Il molo temporaneo costruito dagli Stati Uniti (il cui nome ufficiale è JLOTS: Joint Logistics Over-the-Shore, che si può tradurre con “logistica coordinata sulla costa”) è composto da due parti: una grande piattaforma galleggiante ancorata al largo della Striscia e il molo vero e proprio, che è collegato direttamente alla costa con una lunga passerella, fatta in modo che i camion possano transitarci sopra. Gli aiuti umanitari arrivano da Cipro tramite grandi navi da carico, che attraccano alla piattaforma galleggiante al largo. Gli aiuti vengono scaricati sulla piattaforma e caricati su navi militari più piccole, che li trasportano al molo ancorato alla costa. Da lì vengono infine caricati su camion che li portano sulla terraferma, dove sono consegnati alla missione del Programma alimentare mondiale dell’ONU, che si occupa della distribuzione.
La costruzione del molo era stata decisa dall’amministrazione di Joe Biden per cercare di alleviare la gigantesca crisi umanitaria della popolazione civile provocata dalla guerra nella Striscia e si era resa necessaria perché dall’inizio della guerra Israele ha imposto limitazioni massicce all’ingresso degli aiuti nella Striscia via terra, che sarebbe secondo le Nazioni Unite il metodo migliore e più efficiente per distribuire generi alimentari e altri beni di prima necessità alla popolazione.
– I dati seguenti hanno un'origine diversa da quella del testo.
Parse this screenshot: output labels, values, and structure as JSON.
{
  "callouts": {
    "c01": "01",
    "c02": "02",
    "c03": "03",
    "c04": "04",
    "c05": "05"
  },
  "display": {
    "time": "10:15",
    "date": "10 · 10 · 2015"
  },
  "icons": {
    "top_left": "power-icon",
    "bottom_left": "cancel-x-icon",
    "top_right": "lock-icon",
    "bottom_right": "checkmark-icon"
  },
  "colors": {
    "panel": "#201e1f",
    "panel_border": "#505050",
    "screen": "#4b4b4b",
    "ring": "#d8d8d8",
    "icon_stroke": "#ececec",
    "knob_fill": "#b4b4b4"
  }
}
Attualmente la maggior parte degli aiuti entra attraverso due varchi di frontiera nel sud di Gaza, ma sono comunque aiuti limitati e insufficienti a causa dell’ostruzionismo di Israele. Israele controlla sia il varco di Rafah sul confine con l’Egitto che il varco di Kerem Shalom attraverso il quale, sempre secondo i dati delle Nazioni Unite, nelle ultime due settimane sono entrati solo 69 camion, un numero decisamente inferiore rispetto a quello di camion che entravano attraverso i due varchi prima che le truppe israeliane entrassero a Rafah.